The last day was the Industry Day. Only 2 papers here, plus 5 oral contributions, and around 50 attendees. A strong focus of the talks given at the industry day was on opinion-mining: four of the six participating companies/institutions presented work on sentiment analysis and opinion mining from social media streams. Jussi Karlgren, from Gavagai, argued that sentiment analysis from social media can be used by companies for example in finding reviews or comments made about their product or service, analyse their market position, and predict price movements. Rianne Kaptein, from Oxyme, backed this up by adding that businesses are interested by what the consumers say about their brand, products or campaigns on social media streams. Furthermore, Hugo Zaragoza from Websays identified two basic needs inside a company: a need for help in reading so that someone can act, and a need for help in explaining so that it can convince.
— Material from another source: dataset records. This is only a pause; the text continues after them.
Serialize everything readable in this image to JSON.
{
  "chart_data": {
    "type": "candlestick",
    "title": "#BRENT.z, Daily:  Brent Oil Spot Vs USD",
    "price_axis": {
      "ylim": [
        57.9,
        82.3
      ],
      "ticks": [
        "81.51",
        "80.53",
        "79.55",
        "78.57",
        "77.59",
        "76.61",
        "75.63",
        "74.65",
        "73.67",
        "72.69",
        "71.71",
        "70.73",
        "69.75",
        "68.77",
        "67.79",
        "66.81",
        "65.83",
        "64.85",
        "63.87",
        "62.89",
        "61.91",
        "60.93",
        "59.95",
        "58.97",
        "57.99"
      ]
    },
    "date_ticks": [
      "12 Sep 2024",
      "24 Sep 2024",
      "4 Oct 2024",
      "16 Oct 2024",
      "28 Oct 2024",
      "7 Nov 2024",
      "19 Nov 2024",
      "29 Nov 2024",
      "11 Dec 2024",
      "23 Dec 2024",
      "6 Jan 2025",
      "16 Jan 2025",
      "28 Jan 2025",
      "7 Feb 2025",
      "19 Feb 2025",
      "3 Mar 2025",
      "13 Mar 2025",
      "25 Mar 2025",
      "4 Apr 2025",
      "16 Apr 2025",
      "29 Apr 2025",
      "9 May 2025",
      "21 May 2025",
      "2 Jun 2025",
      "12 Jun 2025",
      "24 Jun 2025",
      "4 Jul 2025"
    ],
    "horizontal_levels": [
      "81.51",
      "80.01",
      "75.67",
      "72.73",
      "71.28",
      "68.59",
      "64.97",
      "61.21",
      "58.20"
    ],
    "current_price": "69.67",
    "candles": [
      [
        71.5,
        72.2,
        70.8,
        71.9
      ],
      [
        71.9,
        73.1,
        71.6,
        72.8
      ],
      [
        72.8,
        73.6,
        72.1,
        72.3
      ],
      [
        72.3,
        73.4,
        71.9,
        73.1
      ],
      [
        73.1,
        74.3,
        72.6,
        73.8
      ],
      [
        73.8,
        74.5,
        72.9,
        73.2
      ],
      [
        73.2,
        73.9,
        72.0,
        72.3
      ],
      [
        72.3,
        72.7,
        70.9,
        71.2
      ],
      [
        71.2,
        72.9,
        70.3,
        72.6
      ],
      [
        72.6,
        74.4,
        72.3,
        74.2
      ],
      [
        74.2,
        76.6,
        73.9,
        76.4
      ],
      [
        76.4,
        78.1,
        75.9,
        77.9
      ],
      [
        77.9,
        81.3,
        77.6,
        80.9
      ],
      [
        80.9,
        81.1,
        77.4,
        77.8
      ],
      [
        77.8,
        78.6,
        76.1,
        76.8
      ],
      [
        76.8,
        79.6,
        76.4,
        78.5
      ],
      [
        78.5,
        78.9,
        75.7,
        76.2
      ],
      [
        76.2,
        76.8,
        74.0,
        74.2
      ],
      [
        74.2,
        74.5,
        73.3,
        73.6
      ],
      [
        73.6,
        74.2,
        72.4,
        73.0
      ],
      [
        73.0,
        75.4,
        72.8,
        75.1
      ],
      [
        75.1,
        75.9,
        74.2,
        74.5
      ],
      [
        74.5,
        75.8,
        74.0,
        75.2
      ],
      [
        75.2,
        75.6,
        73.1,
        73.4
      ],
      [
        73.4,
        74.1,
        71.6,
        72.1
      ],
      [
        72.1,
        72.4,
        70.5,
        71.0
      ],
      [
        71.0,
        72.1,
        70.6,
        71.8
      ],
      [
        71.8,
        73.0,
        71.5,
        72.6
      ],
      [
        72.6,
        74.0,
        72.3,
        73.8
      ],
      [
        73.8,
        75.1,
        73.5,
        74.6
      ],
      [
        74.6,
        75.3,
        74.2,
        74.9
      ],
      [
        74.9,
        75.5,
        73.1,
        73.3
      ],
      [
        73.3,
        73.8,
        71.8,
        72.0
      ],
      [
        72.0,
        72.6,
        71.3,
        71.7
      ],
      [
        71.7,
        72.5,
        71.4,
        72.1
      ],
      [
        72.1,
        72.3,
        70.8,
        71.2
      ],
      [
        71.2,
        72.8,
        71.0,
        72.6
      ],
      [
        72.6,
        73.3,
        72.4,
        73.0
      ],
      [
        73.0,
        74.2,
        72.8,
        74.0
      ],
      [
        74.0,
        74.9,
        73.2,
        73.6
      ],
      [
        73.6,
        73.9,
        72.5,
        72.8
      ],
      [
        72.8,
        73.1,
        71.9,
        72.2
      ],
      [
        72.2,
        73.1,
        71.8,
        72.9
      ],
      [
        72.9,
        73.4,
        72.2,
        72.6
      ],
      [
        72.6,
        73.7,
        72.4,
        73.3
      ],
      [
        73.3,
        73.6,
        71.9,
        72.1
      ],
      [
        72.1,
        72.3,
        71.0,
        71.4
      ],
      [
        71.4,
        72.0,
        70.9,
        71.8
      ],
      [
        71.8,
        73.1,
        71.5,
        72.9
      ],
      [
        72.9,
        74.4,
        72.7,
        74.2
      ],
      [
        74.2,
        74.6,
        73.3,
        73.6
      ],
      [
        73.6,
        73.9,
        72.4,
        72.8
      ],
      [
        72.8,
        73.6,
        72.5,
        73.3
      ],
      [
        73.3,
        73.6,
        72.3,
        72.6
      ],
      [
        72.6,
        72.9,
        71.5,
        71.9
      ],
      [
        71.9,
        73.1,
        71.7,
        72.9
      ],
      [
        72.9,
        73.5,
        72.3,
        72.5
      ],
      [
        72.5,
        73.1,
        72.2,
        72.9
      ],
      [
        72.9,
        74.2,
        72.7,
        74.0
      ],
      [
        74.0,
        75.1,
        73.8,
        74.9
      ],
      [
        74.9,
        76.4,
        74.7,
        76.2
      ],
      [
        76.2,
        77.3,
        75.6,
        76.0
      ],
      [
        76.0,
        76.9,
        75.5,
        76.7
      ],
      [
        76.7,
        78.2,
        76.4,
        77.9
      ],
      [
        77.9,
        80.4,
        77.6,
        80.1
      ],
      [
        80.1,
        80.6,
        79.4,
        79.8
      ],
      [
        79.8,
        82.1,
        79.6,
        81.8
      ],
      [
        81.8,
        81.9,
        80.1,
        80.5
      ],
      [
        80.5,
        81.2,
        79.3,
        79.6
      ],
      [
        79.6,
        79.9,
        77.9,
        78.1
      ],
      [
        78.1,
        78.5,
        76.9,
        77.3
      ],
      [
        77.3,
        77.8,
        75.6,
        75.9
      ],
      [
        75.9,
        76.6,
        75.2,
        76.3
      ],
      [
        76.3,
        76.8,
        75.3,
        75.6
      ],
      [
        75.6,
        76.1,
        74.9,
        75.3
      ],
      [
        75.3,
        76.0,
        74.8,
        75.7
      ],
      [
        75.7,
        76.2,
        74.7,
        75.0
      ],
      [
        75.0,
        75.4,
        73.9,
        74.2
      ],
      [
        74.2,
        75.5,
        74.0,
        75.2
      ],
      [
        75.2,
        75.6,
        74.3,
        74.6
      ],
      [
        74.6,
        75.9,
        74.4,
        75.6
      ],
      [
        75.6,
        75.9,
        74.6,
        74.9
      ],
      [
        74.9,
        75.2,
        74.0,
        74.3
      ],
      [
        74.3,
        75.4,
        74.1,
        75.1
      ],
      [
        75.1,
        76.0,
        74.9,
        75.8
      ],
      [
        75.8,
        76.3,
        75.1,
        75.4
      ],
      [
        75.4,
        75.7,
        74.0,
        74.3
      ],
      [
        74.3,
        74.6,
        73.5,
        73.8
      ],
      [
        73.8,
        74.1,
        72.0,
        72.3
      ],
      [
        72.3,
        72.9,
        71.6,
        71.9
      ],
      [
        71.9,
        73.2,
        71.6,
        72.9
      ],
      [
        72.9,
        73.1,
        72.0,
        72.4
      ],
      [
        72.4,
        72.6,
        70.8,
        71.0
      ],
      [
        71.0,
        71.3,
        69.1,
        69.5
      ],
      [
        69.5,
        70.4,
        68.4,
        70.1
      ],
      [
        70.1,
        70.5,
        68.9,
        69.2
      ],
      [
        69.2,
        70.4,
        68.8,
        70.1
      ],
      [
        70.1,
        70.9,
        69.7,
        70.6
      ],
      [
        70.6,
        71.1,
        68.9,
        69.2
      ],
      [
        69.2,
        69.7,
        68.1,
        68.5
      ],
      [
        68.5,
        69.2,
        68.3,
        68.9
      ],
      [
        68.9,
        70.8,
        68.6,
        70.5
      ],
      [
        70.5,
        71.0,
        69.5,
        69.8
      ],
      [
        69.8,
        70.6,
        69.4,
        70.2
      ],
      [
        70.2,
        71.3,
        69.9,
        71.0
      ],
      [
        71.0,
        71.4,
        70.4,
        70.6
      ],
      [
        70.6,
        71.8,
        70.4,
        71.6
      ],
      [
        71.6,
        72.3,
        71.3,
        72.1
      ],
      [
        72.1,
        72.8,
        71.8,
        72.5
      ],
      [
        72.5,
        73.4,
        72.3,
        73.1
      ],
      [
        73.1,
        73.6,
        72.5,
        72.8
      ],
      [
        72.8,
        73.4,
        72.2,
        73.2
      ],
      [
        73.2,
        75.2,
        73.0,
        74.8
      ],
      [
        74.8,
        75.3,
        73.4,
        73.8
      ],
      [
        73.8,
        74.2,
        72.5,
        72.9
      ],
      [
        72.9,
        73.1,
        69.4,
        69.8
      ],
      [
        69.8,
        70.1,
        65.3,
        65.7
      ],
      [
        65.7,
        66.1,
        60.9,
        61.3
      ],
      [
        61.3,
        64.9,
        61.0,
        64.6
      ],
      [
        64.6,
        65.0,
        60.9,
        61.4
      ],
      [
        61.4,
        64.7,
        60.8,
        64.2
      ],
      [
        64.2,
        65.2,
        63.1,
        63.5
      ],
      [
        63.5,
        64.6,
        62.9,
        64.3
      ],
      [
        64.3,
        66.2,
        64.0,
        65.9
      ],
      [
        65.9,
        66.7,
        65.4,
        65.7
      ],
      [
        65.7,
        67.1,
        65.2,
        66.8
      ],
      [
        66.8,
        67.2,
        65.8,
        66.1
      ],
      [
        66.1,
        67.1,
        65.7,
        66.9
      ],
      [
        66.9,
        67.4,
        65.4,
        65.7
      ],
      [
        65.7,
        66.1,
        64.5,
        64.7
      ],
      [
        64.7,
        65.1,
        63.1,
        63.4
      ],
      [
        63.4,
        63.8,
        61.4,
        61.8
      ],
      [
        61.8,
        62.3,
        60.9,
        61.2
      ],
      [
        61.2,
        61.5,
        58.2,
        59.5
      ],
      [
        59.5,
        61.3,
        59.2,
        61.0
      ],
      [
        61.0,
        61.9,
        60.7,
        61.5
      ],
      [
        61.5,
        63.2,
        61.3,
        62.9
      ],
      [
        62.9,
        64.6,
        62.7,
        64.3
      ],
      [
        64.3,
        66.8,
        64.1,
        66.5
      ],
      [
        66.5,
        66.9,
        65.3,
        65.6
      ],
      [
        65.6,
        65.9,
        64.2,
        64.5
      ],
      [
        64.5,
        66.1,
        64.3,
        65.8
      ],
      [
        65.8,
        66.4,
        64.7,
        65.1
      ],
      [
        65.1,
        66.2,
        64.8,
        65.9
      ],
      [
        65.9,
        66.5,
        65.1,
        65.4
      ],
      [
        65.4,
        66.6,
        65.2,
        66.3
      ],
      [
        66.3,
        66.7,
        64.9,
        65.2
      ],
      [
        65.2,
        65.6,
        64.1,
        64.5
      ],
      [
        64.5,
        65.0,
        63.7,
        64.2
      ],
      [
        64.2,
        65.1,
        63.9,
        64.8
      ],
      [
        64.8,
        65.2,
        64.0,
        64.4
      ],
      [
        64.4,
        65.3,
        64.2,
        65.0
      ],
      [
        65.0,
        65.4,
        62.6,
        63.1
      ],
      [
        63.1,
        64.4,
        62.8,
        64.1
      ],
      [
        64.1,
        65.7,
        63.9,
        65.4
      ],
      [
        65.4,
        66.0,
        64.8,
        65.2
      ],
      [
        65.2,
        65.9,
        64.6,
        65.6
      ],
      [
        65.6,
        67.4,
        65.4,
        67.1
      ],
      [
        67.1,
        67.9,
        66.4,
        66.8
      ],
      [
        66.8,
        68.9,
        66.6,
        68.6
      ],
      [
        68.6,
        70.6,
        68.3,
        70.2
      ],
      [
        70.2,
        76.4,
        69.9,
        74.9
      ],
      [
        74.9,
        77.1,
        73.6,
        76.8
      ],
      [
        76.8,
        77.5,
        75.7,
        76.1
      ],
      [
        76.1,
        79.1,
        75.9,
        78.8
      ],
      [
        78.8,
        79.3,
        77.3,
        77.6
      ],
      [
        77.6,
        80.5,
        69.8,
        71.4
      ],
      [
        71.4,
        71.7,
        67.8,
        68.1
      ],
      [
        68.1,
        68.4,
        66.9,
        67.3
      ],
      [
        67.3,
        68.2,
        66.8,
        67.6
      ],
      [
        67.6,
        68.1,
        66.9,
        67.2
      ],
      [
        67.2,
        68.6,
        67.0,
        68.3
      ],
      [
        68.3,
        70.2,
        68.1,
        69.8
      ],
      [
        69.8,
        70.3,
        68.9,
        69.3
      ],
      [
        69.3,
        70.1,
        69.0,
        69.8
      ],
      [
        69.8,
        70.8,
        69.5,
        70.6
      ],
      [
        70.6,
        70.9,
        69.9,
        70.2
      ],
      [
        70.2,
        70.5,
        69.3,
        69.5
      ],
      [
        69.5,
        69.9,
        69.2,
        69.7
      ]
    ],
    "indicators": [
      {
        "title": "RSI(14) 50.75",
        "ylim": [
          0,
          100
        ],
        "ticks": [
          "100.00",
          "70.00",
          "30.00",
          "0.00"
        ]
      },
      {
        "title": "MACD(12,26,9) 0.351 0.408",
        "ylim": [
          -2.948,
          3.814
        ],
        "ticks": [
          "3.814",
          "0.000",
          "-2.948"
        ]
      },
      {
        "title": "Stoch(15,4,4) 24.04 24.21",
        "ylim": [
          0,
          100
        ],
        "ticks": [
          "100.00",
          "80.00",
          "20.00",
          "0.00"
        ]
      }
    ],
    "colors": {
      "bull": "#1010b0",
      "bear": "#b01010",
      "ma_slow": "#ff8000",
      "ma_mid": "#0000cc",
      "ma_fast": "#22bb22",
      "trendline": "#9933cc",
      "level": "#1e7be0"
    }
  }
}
Very interesting topic indeed, and research in this direction will advance as companies become more aware of the business gains from opinion mining of social media.

Overall, ECIR 2012 was a very inspiring conference. It also seemed a very friendly conference, offering many opportunities to network with the fellow attendees. Despite that, several participants said that the number of attendees at this year’s conference has decreased in comparison with previous years. The workshops and the core conference gave me the impression that it has a strong focus on young researchers, as many of the accepted contributions had a student as a first author and presenter at the conference. The fact that there was only one session running at a time was a good decision in my opinion, as the attendees were not forced to miss presentations. Nevertheless, the workshops and tutorials were running in parallel, and although the proceedings of the workshops will be made freely available, I still feel that I missed something that day. The industry day was very exciting, offering the opportunity to share ideas between academia and industry. However, there were not so many presentations, and the topics were not as diverse. I propose that next year Findwise will be among the speakers at the Industry track!

ECIR 2013 will be held in Moscow, Russia, between 24-28 March. See you there!